High-Level (Semantic) Pipeline The high-level pipeline is the core of MindEye as it maps voxels to CLIP image space to be fed through pretrained image generation models. The MLP backbone for our high-level pipeline maps flattened voxels to an intermediate space of size 257 × 768, corresponding to the last hidden layer of CLIP ViT/L-14. The backbone consists of a linear layer followed by 4 residual blocks and a final linear projector. The embeddings from the backbone are fed to an MLP projector and a diffusion prior in parallel. The whole model is trained end-to-end with the prior getting an MSE loss and the projector getting a bidirectional CLIP loss. The projector outputs can be used for retrieval tasks and the diffusion prior outputs can be used by generative models to reconstruct images.

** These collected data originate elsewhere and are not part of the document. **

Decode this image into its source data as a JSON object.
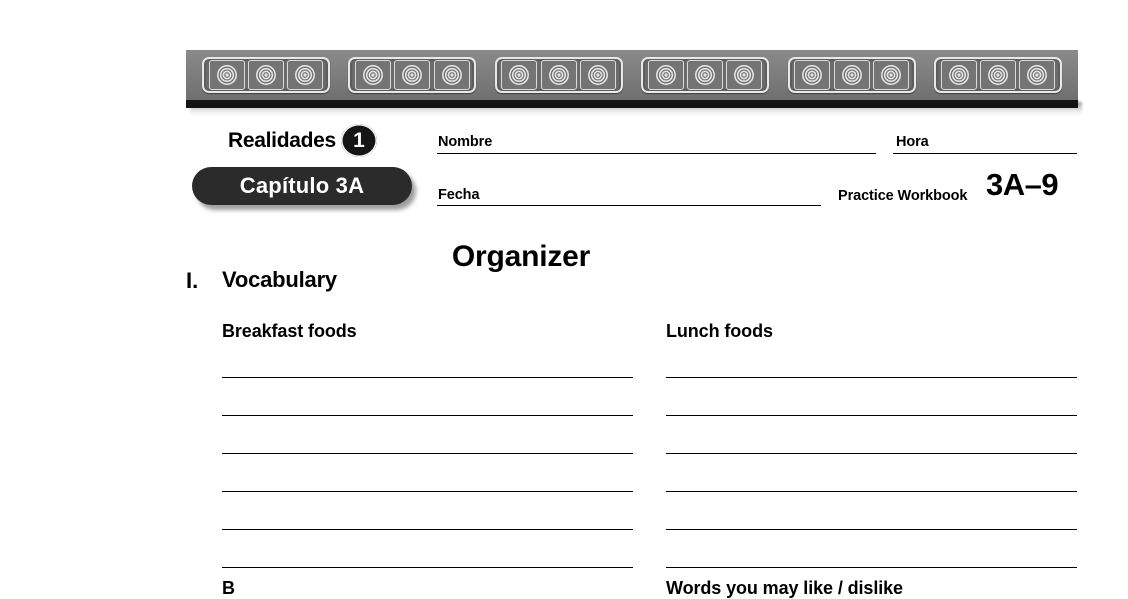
{
  "document": {
    "series_title": "Realidades",
    "level": "1",
    "chapter": "Capítulo 3A",
    "page_title": "Organizer",
    "workbook_label": "Practice Workbook",
    "workbook_code": "3A–9"
  },
  "fields": {
    "name_label": "Nombre",
    "hour_label": "Hora",
    "date_label": "Fecha"
  },
  "section": {
    "number": "I.",
    "title": "Vocabulary"
  },
  "columns": {
    "left": {
      "heading": "Breakfast foods",
      "line_count": 6,
      "next_heading_partial": "B"
    },
    "right": {
      "heading": "Lunch foods",
      "line_count": 6,
      "next_heading_partial": "Words you may like / dislike"
    }
  },
  "banner": {
    "cartouche_count": 6,
    "medallions_per_cartouche": 3,
    "body_color": "#7c7c7c",
    "base_color": "#141414",
    "motif_color": "#e8e8e8"
  },
  "colors": {
    "page_background": "#ffffff",
    "ink": "#000000",
    "pill_background": "#2b2b2b",
    "pill_text": "#ffffff"
  }
}
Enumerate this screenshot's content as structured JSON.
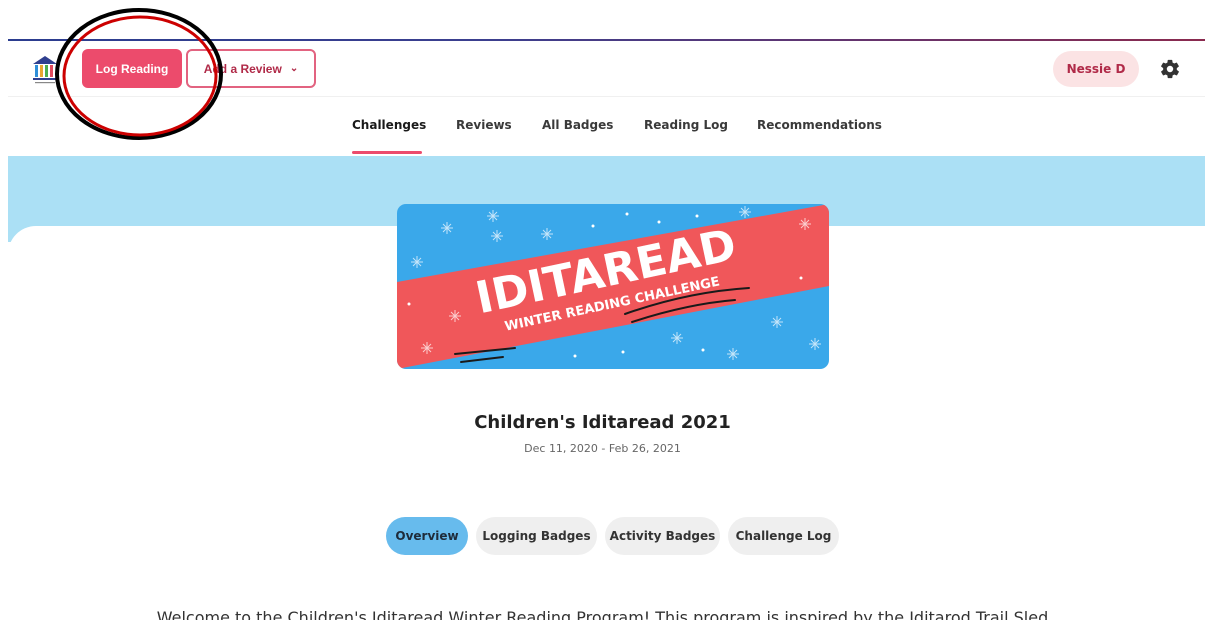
{
  "header": {
    "log_reading_label": "Log Reading",
    "add_review_label": "Add a Review",
    "user_name": "Nessie D",
    "icons": {
      "logo": "library-logo-icon",
      "dropdown": "chevron-down-icon",
      "settings": "gear-icon"
    }
  },
  "nav": {
    "tabs": [
      {
        "label": "Challenges",
        "active": true
      },
      {
        "label": "Reviews",
        "active": false
      },
      {
        "label": "All Badges",
        "active": false
      },
      {
        "label": "Reading Log",
        "active": false
      },
      {
        "label": "Recommendations",
        "active": false
      }
    ]
  },
  "banner": {
    "title_text": "IDITAREAD",
    "subtitle_text": "WINTER READING CHALLENGE"
  },
  "challenge": {
    "title": "Children's Iditaread 2021",
    "dates": "Dec 11, 2020 - Feb 26, 2021"
  },
  "subtabs": [
    {
      "label": "Overview",
      "active": true
    },
    {
      "label": "Logging Badges",
      "active": false
    },
    {
      "label": "Activity Badges",
      "active": false
    },
    {
      "label": "Challenge Log",
      "active": false
    }
  ],
  "intro_text": "Welcome to the Children's Iditaread Winter Reading Program! This program is inspired by the Iditarod Trail Sled",
  "colors": {
    "accent": "#ec4b6c",
    "user_pill_bg": "#fbe3e4",
    "band": "#abe0f5",
    "active_subtab": "#67bbed",
    "banner_blue": "#3aa8ea",
    "banner_red": "#f0575a",
    "annotation": "#000000"
  }
}
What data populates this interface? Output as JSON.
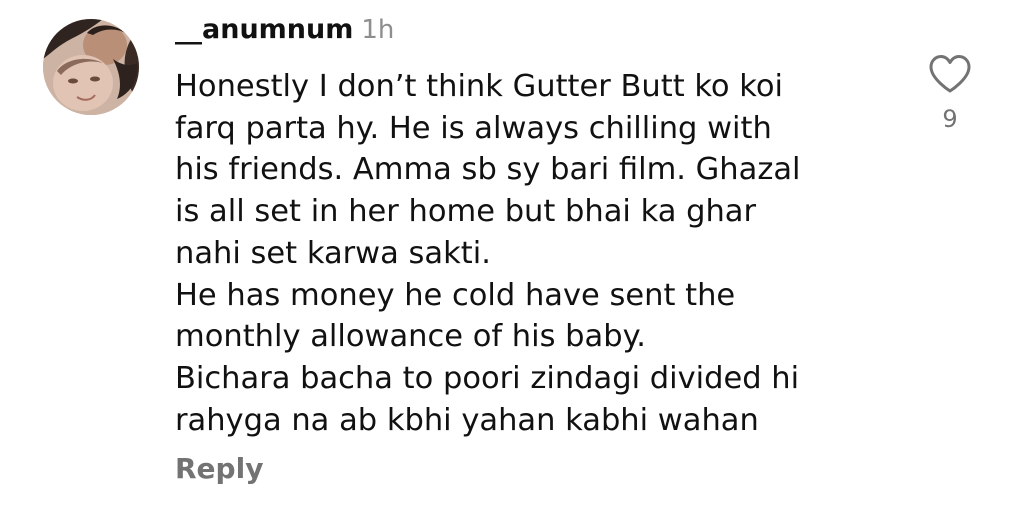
{
  "comment": {
    "username": "__anumnum",
    "timestamp": "1h",
    "text_lines": [
      "Honestly I don’t think Gutter Butt ko koi",
      "farq parta hy. He is always chilling with",
      "his friends. Amma sb sy bari film. Ghazal",
      "is all set in her home but bhai ka ghar",
      "nahi set karwa sakti.",
      "He has money he cold have sent the",
      "monthly allowance of his baby.",
      "Bichara bacha to poori zindagi divided hi",
      "rahyga na ab kbhi yahan kabhi wahan"
    ],
    "reply_label": "Reply",
    "like_count": "9",
    "avatar_icon": "profile-photo",
    "like_icon": "heart-outline-icon"
  },
  "colors": {
    "text": "#111111",
    "muted": "#737373",
    "timestamp": "#8e8e8e",
    "background": "#ffffff"
  }
}
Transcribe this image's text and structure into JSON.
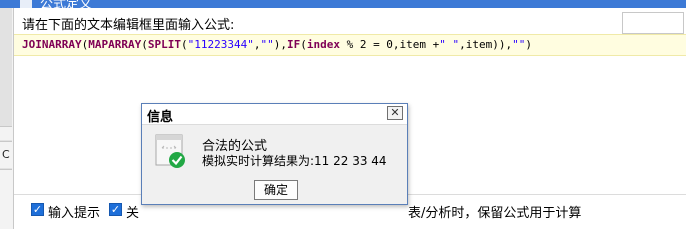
{
  "window": {
    "title": "公式定义"
  },
  "editor": {
    "prompt": "请在下面的文本编辑框里面输入公式:",
    "formula_tokens": [
      {
        "text": "JOINARRAY",
        "kind": "kw"
      },
      {
        "text": "(",
        "kind": "plain"
      },
      {
        "text": "MAPARRAY",
        "kind": "kw"
      },
      {
        "text": "(",
        "kind": "plain"
      },
      {
        "text": "SPLIT",
        "kind": "kw"
      },
      {
        "text": "(",
        "kind": "plain"
      },
      {
        "text": "\"11223344\"",
        "kind": "str"
      },
      {
        "text": ",",
        "kind": "plain"
      },
      {
        "text": "\"\"",
        "kind": "str"
      },
      {
        "text": "),",
        "kind": "plain"
      },
      {
        "text": "IF",
        "kind": "kw"
      },
      {
        "text": "(",
        "kind": "plain"
      },
      {
        "text": "index",
        "kind": "kw"
      },
      {
        "text": " % 2 = 0,item +",
        "kind": "plain"
      },
      {
        "text": "\" \"",
        "kind": "str"
      },
      {
        "text": ",item)),",
        "kind": "plain"
      },
      {
        "text": "\"\"",
        "kind": "str"
      },
      {
        "text": ")",
        "kind": "plain"
      }
    ]
  },
  "options": {
    "input_hint_label": "输入提示",
    "input_hint_checked": true,
    "second_label_partial": "关",
    "second_checked": true,
    "third_label_partial": "表/分析时，保留公式用于计算"
  },
  "message_box": {
    "title": "信息",
    "close_glyph": "✕",
    "line1": "合法的公式",
    "line2": "模拟实时计算结果为:11 22 33 44",
    "ok_label": "确定",
    "icon": "valid-formula-check-icon"
  },
  "sidebar": {
    "letter": "C"
  },
  "colors": {
    "keyword": "#7f0055",
    "string": "#2a00ff",
    "checkbox": "#1e6fd9",
    "editor_line_bg": "#fffde0",
    "check_badge": "#22a845"
  }
}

Low-Level (Perceptual) Pipeline The low-level pipeline maps voxels to the embedding space of Stable Diffusion’s VAE. The output of this pipeline can be fed to the VAE decoder to produce blurry image reconstructions that lack high-level semantic content but perform well on low-level image metrics. We use img2img to improve our final image reconstructions in terms of low-level metrics, with minimal impairment to high-level metrics, such that we start the diffusion process from the noised encodings of our blurry reconstructions rather than pure noise.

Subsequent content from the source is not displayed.